Richard Martineau ou le racisme qui fait l’autruche
Contrairement à ce qu’on voudrait nous faire croire, l’islamophobie est bien une forme de racisme, même quand elle se cache sous la « critique de la religion ».
Selon ce qu’argumente Richard Martineau dans de récentes chroniques, l’islamophobie n’existe pas. Au contraire, selon lui, c’est plutôt une lubie des « politiquement corrects » et de naïfs « bien-pensants » qui sont à la merci – voire à la solde – des islamistes.
Pourquoi l’islamophobie ne peut-elle pas exister, pour Martineau? Premièrement, l’Islam n’est pas une « race » mais une religion : on ne saurait être « raciste » envers une religion.
Deuxièmement, parce que bannir la critique d’une religion, ce serait ouvrir la porte à l’intolérable, au retour du blasphème, qui permets aux religions de dicter aux gens quoi penser, de mettre à l’index ce que les différents clercs pourraient considérer comme offensant, obscène… Grosso modo, nous reviendrions à un temps révolu où les superstitions et les croyances archaïques régissaient le monde.
Défendre la neutralité de l’État, pourfendre l’Islam?
Selon cette logique, défendre la séparation de l’Église et de l’État – pilier de nos régimes démocratiques, ouverts et libres – revient à défendre le droit d’agacer, de semoncer, voire de vilipender le pouvoir religieux. La critique d’une religion, même la plus intolérante, se doit d’être tolérée au nom de la démocratie, de la laïcité, etc.

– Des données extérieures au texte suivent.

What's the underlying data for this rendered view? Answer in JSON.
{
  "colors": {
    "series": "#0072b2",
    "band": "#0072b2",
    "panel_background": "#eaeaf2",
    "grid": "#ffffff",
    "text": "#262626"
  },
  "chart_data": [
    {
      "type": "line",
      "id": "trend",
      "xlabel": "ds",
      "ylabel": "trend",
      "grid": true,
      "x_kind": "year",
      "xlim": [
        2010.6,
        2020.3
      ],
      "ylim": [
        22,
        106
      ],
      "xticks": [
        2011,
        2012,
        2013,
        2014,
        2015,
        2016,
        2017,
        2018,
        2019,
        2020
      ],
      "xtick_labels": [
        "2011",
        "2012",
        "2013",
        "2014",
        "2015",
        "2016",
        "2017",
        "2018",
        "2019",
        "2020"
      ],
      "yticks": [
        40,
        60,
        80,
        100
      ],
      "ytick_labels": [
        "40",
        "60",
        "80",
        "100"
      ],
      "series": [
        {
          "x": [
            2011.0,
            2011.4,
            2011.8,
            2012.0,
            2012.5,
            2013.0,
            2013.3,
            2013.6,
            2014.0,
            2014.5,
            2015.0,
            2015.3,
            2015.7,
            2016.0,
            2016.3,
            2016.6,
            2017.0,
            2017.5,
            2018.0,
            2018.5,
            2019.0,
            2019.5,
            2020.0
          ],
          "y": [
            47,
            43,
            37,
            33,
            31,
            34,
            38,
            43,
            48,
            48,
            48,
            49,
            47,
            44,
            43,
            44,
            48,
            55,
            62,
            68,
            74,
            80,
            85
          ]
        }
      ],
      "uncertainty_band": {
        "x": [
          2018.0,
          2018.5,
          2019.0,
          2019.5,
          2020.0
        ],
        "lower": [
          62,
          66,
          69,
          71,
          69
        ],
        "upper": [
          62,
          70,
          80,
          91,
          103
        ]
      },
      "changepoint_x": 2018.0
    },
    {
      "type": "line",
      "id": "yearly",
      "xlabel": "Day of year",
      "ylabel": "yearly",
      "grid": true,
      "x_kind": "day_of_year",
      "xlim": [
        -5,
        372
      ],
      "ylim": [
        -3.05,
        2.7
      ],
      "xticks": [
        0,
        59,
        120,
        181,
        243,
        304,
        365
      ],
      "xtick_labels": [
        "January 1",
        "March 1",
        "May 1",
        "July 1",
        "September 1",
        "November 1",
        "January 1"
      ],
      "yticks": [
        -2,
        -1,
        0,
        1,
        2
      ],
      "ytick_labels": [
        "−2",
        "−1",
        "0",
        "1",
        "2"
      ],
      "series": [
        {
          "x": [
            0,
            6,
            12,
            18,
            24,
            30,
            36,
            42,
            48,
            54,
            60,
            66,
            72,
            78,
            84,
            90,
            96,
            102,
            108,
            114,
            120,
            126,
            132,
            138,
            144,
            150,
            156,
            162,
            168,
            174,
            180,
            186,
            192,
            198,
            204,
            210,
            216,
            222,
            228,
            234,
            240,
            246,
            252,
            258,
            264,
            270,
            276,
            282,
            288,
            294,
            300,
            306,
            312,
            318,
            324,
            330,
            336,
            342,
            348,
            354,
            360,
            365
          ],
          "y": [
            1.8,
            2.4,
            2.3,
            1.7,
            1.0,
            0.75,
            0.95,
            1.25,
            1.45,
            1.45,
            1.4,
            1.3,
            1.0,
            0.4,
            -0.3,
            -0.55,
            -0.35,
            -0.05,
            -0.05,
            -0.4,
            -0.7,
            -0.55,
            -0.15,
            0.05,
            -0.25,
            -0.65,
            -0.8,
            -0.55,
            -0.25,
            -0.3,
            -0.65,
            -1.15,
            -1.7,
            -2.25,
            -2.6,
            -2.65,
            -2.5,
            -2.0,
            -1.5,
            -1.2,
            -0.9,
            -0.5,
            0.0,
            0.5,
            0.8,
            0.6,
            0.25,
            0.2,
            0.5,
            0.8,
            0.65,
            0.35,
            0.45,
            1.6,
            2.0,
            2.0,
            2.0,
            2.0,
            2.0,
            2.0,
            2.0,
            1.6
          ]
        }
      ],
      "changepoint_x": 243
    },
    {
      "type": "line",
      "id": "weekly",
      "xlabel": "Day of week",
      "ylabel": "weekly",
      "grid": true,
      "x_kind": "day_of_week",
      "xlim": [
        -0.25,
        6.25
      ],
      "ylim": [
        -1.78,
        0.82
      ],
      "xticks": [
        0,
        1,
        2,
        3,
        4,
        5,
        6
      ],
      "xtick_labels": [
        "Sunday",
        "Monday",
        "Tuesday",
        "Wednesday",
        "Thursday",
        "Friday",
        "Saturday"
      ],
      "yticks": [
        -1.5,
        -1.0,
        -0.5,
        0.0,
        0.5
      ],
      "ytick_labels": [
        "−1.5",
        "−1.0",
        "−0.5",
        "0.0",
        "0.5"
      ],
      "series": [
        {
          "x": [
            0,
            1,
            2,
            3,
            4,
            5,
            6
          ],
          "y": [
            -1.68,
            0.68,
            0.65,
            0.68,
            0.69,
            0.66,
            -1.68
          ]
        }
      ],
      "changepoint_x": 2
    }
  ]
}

Mais la question se pose : est-ce vraiment l’Islam qui est la principale menace au rubicon sanctifié de la séparation de l’Église et de l’État, le principal écueil à la neutralité de l’État?
Selon ce principe, l’État, les pouvoirs publics, ne doivent pas faire de distinction entre les individus en se basant sur des critères de préférence, qu’ils soient raciaux, nationaux, de genre ou sexuels, etc.
Dans notre contexte québécois, alors que plus en plus de services – qui sont ou devraient être publics – ne sont véritablement accessibles qu’aux plus nantis, ne devrait-on pas se soucier plutôt de la neutralité de l’État vis-à-vis de l’effet corrosif de l’argent? La question se pose d’autant plus que plusieurs partis proposent une privatisation accrue de notre système de santé…
Toutes les religions sont mauvaises, mais l’Islam en particulier
Dans le monde étriqué des Richard Martineau, Mathieu Bock-Côté et compagnie, malgré le fait que le « Califat du Québec » n’a jamais existé – disons-le, il n’existera jamais sauf dans les rêves les plus loufoques des islamophobes les plus déments –, malgré que ce soit un obscurantisme bien catholique, bien de chez nous, qui a gardé le Québec dans l’obscurité pendant de longs siècles, c’est bel et bien la religion musulmane qui est représentée comme étant la plus grande menace à la « survie » de la nation québécoise…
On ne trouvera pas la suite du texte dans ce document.